La Société du Spectacle made in Japan...

Kinameri est journaliste... enfin "journaliste", c’est un bien grand mot ! Il est reporter de scoops dans le monde du showbiz. Prêt à peu près à tout et n’importe quoi pour arriver à ses fins, il est la bête noire des stars ; en véritable sangsue, il traque ses proies dans les moindres recoins et ne leur laisse aucune chance - puisque lorsque ses victimes ne répondent pas à ses questions, il leur alloue des propos qui ne sont pas les leurs, uniquement basés sur ses suppositions, pour ne pas dire ses fantasmes...

Un beau jour, ses facéties le font arrêter par la police. Sorti de son très court séjour derrière les barreaux, il est écarté des prime time et exilé vers un créneau horaire tardif. Puni par ses supérieurs, il se retrouve dans la case "reportage coquins" et s’enlise peu à peu dans le monde de la nuit, du sexe, des gigolos et des magouilles, découvrant ainsi une autre facette de la vie...

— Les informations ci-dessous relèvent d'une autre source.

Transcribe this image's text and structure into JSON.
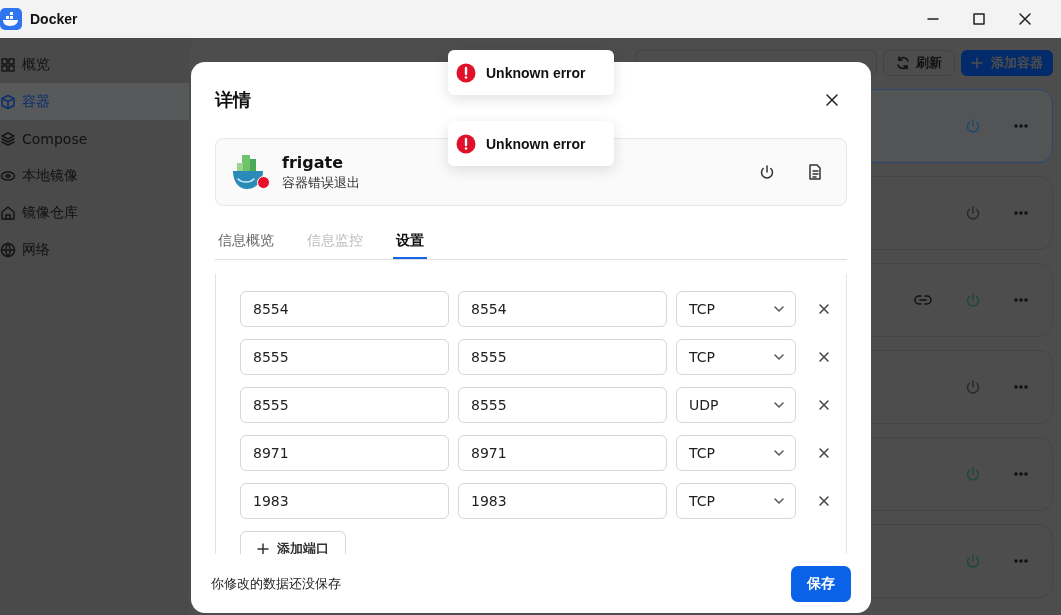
{
  "window": {
    "title": "Docker"
  },
  "sidebar": {
    "items": [
      {
        "label": "概览",
        "selected": false
      },
      {
        "label": "容器",
        "selected": true
      },
      {
        "label": "Compose",
        "selected": false
      },
      {
        "label": "本地镜像",
        "selected": false
      },
      {
        "label": "镜像仓库",
        "selected": false
      },
      {
        "label": "网络",
        "selected": false
      }
    ]
  },
  "main": {
    "refresh_button": "刷新",
    "add_button": "添加容器",
    "cards": [
      {
        "selected": true,
        "running": false,
        "has_link": false
      },
      {
        "selected": false,
        "running": false,
        "has_link": false
      },
      {
        "selected": false,
        "running": true,
        "has_link": true
      },
      {
        "selected": false,
        "running": false,
        "has_link": false
      },
      {
        "selected": false,
        "running": true,
        "has_link": false
      },
      {
        "selected": false,
        "running": true,
        "has_link": false
      }
    ]
  },
  "toasts": [
    {
      "message": "Unknown error"
    },
    {
      "message": "Unknown error"
    }
  ],
  "dialog": {
    "title": "详情",
    "container": {
      "name": "frigate",
      "error": true,
      "status_text": "容器错误退出"
    },
    "tabs": [
      {
        "label": "信息概览",
        "selected": false,
        "disabled": false
      },
      {
        "label": "信息监控",
        "selected": false,
        "disabled": true
      },
      {
        "label": "设置",
        "selected": true,
        "disabled": false
      }
    ],
    "ports": [
      {
        "host": "8554",
        "container": "8554",
        "protocol": "TCP"
      },
      {
        "host": "8555",
        "container": "8555",
        "protocol": "TCP"
      },
      {
        "host": "8555",
        "container": "8555",
        "protocol": "UDP"
      },
      {
        "host": "8971",
        "container": "8971",
        "protocol": "TCP"
      },
      {
        "host": "1983",
        "container": "1983",
        "protocol": "TCP"
      }
    ],
    "add_port_button": "添加端口",
    "footer_note": "你修改的数据还没保存",
    "save_button": "保存"
  }
}
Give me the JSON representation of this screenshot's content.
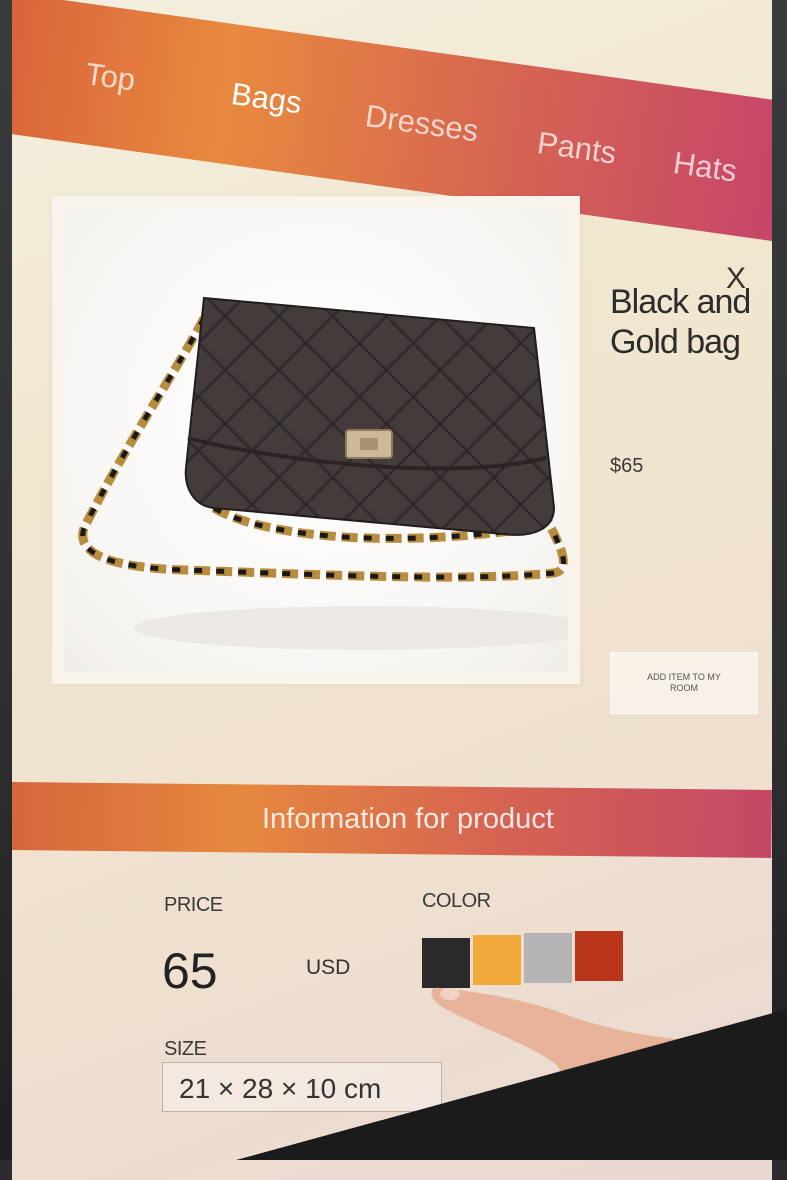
{
  "nav": {
    "items": [
      {
        "label": "Top",
        "active": false
      },
      {
        "label": "Bags",
        "active": true
      },
      {
        "label": "Dresses",
        "active": false
      },
      {
        "label": "Pants",
        "active": false
      },
      {
        "label": "Hats",
        "active": false
      }
    ]
  },
  "product": {
    "close_label": "X",
    "title": "Black and Gold bag",
    "price": "$65",
    "add_button": "ADD ITEM TO MY ROOM",
    "image_icon": "quilted-handbag-image"
  },
  "info": {
    "band_title": "Information for product",
    "price_label": "PRICE",
    "price_value": "65",
    "currency": "USD",
    "color_label": "COLOR",
    "colors": [
      "#2a2a2c",
      "#f2a93a",
      "#b4b4b6",
      "#b8341a"
    ],
    "size_label": "SIZE",
    "size_value": "21 × 28 × 10 cm"
  },
  "colors": {
    "nav_start": "#d8603a",
    "nav_mid": "#e88a3f",
    "nav_end": "#c6446a"
  }
}
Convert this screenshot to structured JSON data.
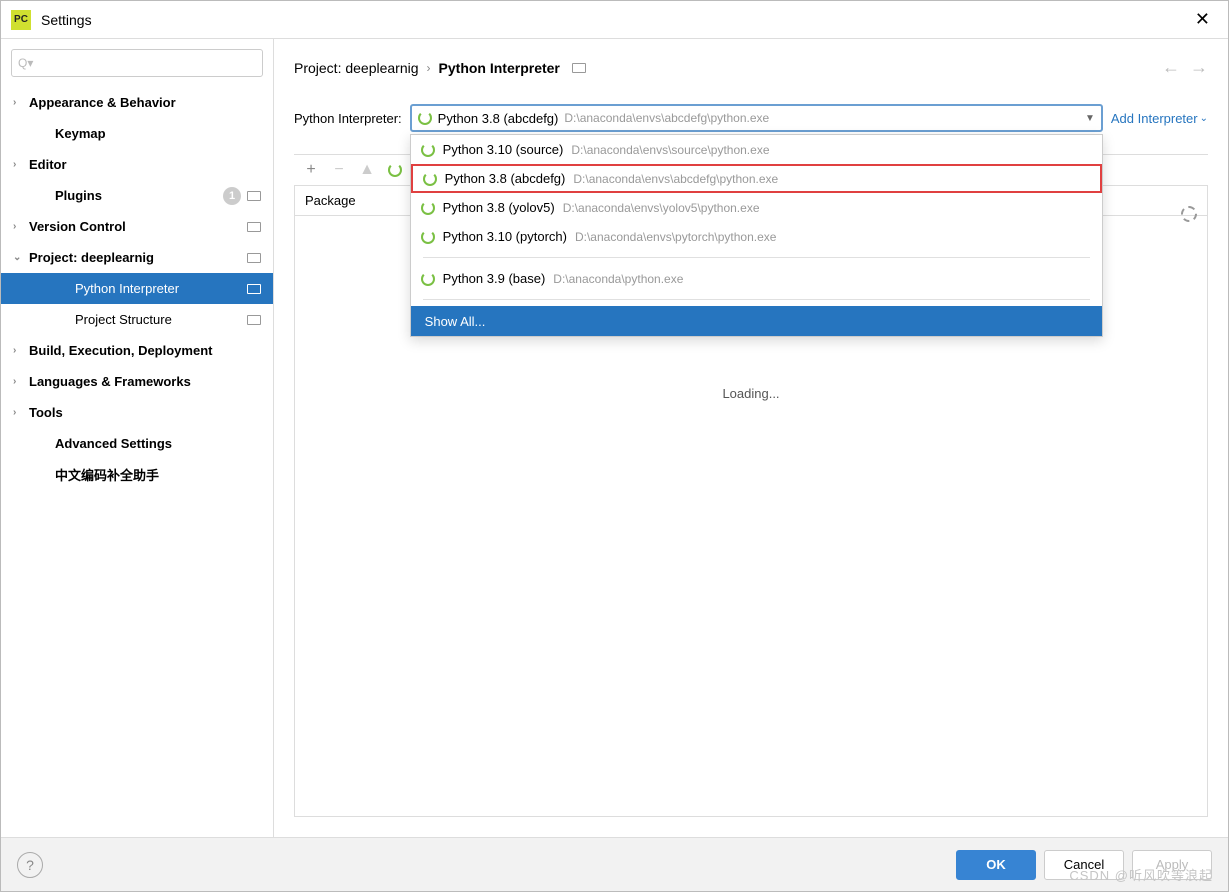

...accès de conscience furibond ? Toujours est-il qu’il se met à enquêter sérieusement sur une affaire de vol perpétré par une société "vendant" de l’or, principalement à des personnes âgées... mais très vite, son producteur sentant le filon lui donne carte blanche et lui demande d’en faire plus, encore plus... et toujours plus...

There’s no business like show business !

Pamphlet jubilatoire au même titre qu’une violente claque dans le paysage filmique japonais, Komiku Zasshi Nanka Iranai ! (KZNI !) est inspiré d’un fait véridique qui remua le monde de la presse nippone en 1985...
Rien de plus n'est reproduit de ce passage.